Botafogo ressalta que, caso a Argentina, país que mais demorou a formatar sua oferta para a União Europeia, siga colocando dificuldades, existe a opção de fechar o acordo com cronogramas distintos. “Se a Argentina não tiver condições de fazer uma oferta que a Europa considere válida, existe sempre a possibilidade de negociar em nome do Mercosul e implementar (o acordo) em velocidades diferentes. Brasil, Paraguai, Uruguai implementam mais rápido e Argentina mais lentamente”, diz ele, que não considera uma solução razoável o Brasil negociar sozinho.
“A União Europeia não tem mandato para negociar sozinha com o Brasil. É um problema do quadro jurídico.
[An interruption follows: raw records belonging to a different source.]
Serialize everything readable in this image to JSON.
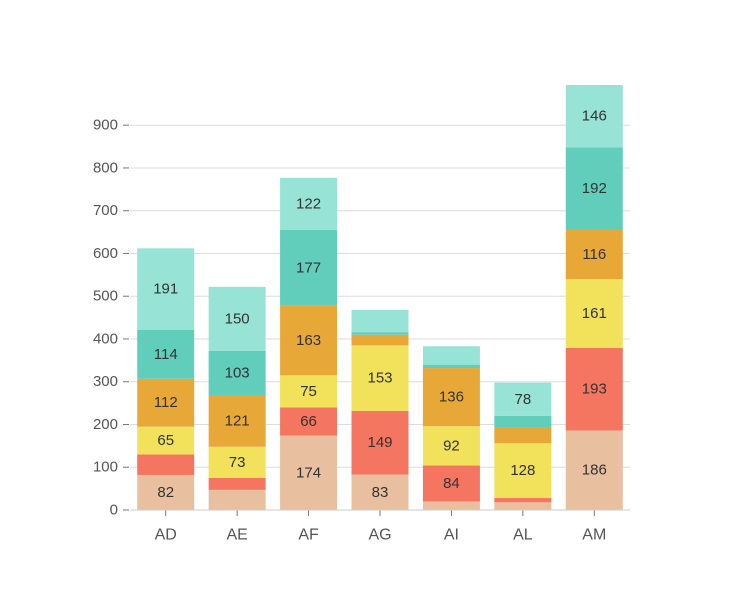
{
  "chart_data": {
    "type": "bar",
    "stacked": true,
    "categories": [
      "AD",
      "AE",
      "AF",
      "AG",
      "AI",
      "AL",
      "AM"
    ],
    "series": [
      {
        "values": [
          82,
          47,
          174,
          83,
          20,
          18,
          186
        ],
        "color": "#e8c0a0"
      },
      {
        "values": [
          48,
          28,
          66,
          149,
          84,
          10,
          193
        ],
        "color": "#f47560"
      },
      {
        "values": [
          65,
          73,
          75,
          153,
          92,
          128,
          161
        ],
        "color": "#f1e15b"
      },
      {
        "values": [
          112,
          121,
          163,
          25,
          136,
          36,
          116
        ],
        "color": "#e8a838"
      },
      {
        "values": [
          114,
          103,
          177,
          6,
          8,
          28,
          192
        ],
        "color": "#61cdbb"
      },
      {
        "values": [
          191,
          150,
          122,
          52,
          43,
          78,
          146
        ],
        "color": "#97e3d5"
      }
    ],
    "label_threshold": 60,
    "y_ticks": [
      0,
      100,
      200,
      300,
      400,
      500,
      600,
      700,
      800,
      900
    ],
    "ylim": [
      0,
      994
    ],
    "grid": true,
    "xlabel": "",
    "ylabel": ""
  }
}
Só se recomeçasse do zero”, destacou, lembrando o acordo-quadro de cooperação entre os blocos em 1995, que levou ao início das negociações para o acordo de livre comércio em 2000. Em 2004 o diálogo foi interrompido, e só foi retomado em 2010.
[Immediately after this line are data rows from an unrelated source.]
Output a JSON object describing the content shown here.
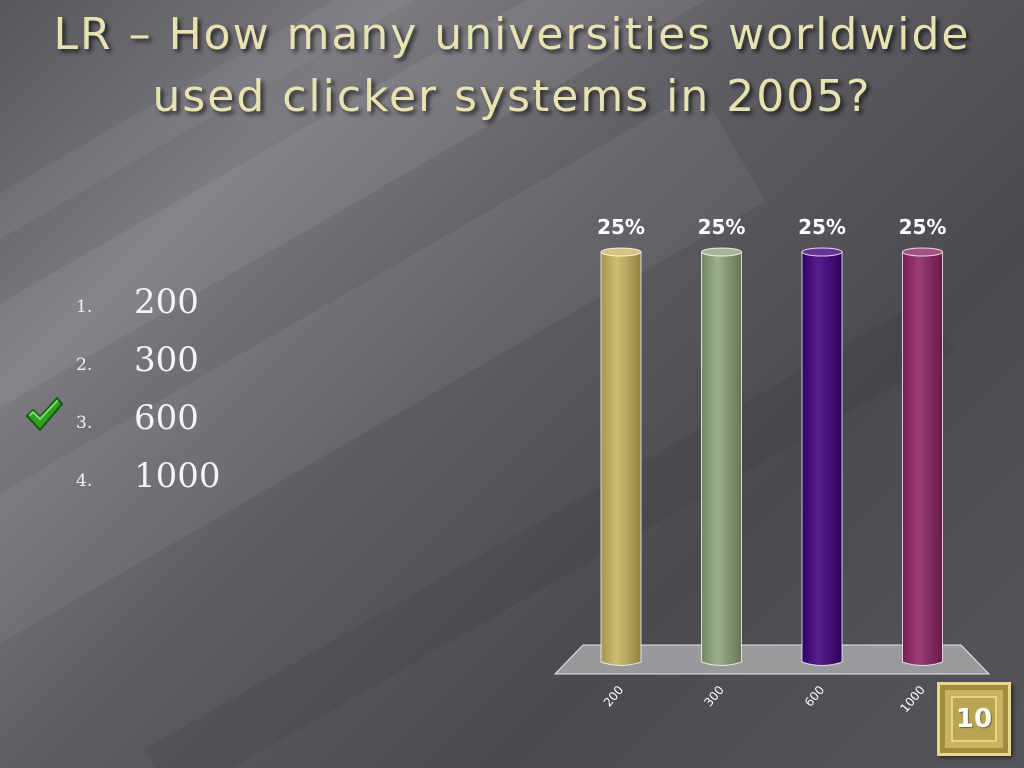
{
  "slide": {
    "title": "LR – How many universities worldwide used clicker systems in 2005?",
    "correct_answer_index": 2,
    "countdown": "10"
  },
  "answers": [
    {
      "number": "1.",
      "text": "200"
    },
    {
      "number": "2.",
      "text": "300"
    },
    {
      "number": "3.",
      "text": "600"
    },
    {
      "number": "4.",
      "text": "1000"
    }
  ],
  "chart_data": {
    "type": "bar",
    "categories": [
      "200",
      "300",
      "600",
      "1000"
    ],
    "values": [
      25,
      25,
      25,
      25
    ],
    "data_labels": [
      "25%",
      "25%",
      "25%",
      "25%"
    ],
    "colors": [
      "#c9b55e",
      "#8fa47a",
      "#3f007f",
      "#8e2463"
    ],
    "ylim": [
      0,
      25
    ],
    "title": "",
    "xlabel": "",
    "ylabel": "",
    "legend": "none",
    "grid": false
  }
}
O advogado Eduardo Felipe Matias, doutor em direito internacional, afirma que há uma pressão do setor privado sobre o Poder Público para que o acordo saia. “A negociação ganhou nova velocidade porque o empresariado se deu conta de que está perdendo mercado no mundo todo. O governo, que não tinha isso como prioridade, passou a ter e tem pressionado inclusive a Argentina”, diz. O advogado chama a atenção para as negociações entre União Europeia e Estados Unidos, por exemplo, cujo resultado pode afunilar ainda mais o mercado internacional para os produtos brasileiros.
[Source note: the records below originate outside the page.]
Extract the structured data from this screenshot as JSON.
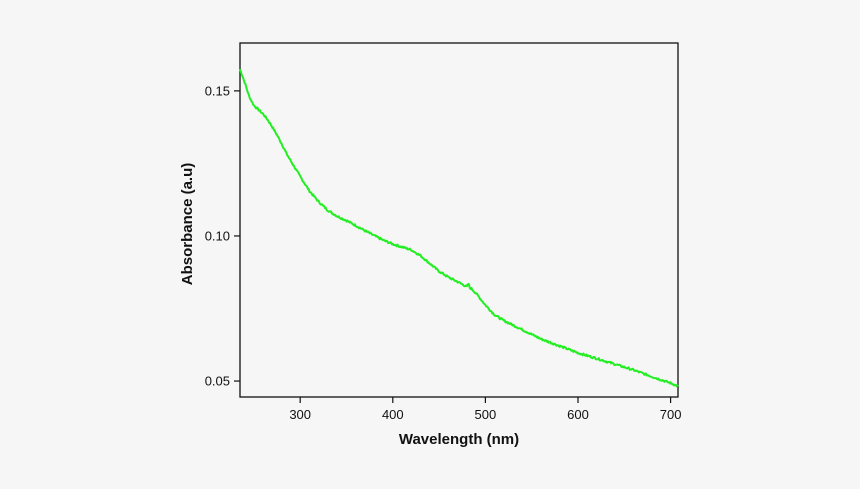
{
  "chart_data": {
    "type": "line",
    "xlabel": "Wavelength (nm)",
    "ylabel": "Absorbance (a.u)",
    "xlim": [
      235,
      708
    ],
    "ylim": [
      0.0445,
      0.1665
    ],
    "xticks": [
      300,
      400,
      500,
      600,
      700
    ],
    "yticks": [
      0.05,
      0.1,
      0.15
    ],
    "xtick_labels": [
      "300",
      "400",
      "500",
      "600",
      "700"
    ],
    "ytick_labels": [
      "0.05",
      "0.10",
      "0.15"
    ],
    "grid": false,
    "line_color": "#22ee22",
    "series": [
      {
        "x": [
          235,
          240,
          245,
          250,
          255,
          260,
          265,
          270,
          275,
          280,
          285,
          290,
          300,
          310,
          320,
          330,
          340,
          350,
          360,
          370,
          380,
          390,
          400,
          410,
          420,
          430,
          440,
          450,
          460,
          470,
          480,
          482,
          483,
          485,
          490,
          500,
          510,
          520,
          540,
          560,
          580,
          600,
          620,
          640,
          660,
          680,
          700,
          708
        ],
        "y": [
          0.1575,
          0.153,
          0.148,
          0.145,
          0.1435,
          0.142,
          0.14,
          0.1375,
          0.1348,
          0.1318,
          0.1285,
          0.1258,
          0.1205,
          0.1155,
          0.1118,
          0.1088,
          0.1068,
          0.1053,
          0.1036,
          0.1018,
          0.1001,
          0.0985,
          0.0972,
          0.0962,
          0.0952,
          0.0932,
          0.0905,
          0.0878,
          0.0858,
          0.0842,
          0.0825,
          0.0835,
          0.0822,
          0.0818,
          0.0802,
          0.0762,
          0.0728,
          0.0708,
          0.0677,
          0.0645,
          0.0621,
          0.0597,
          0.0578,
          0.0558,
          0.0538,
          0.0515,
          0.0493,
          0.0482
        ]
      }
    ]
  }
}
Para ele, os impactos na indústria brasileira com o eventual ingresso de produtos europeus devem ser neutralizados com a preocupação em proteger setores mais frágeis e estratégicos na negociação. O Brasil também deverá contornar dificuldades para colocar principalmente seus produtos agrícolas no mercado europeu, que é protegido. “É um exercício de tentar equilibrar essa preocupação (de proteger alguns setores da indústria brasileira) com a constatação de que estamos perdendo mercado (internacional)”, avalia.
Os países do Mercosul construíram propostas separadas à União Europeia, com listas de itens nos quais estariam dispostos a conceder desoneração. A Venezuela, que ingressou recentemente no bloco, não participa das tratativas com a União Europeia porque ainda está cumprindo cronograma de adequação à tarifa comum do Mercosul.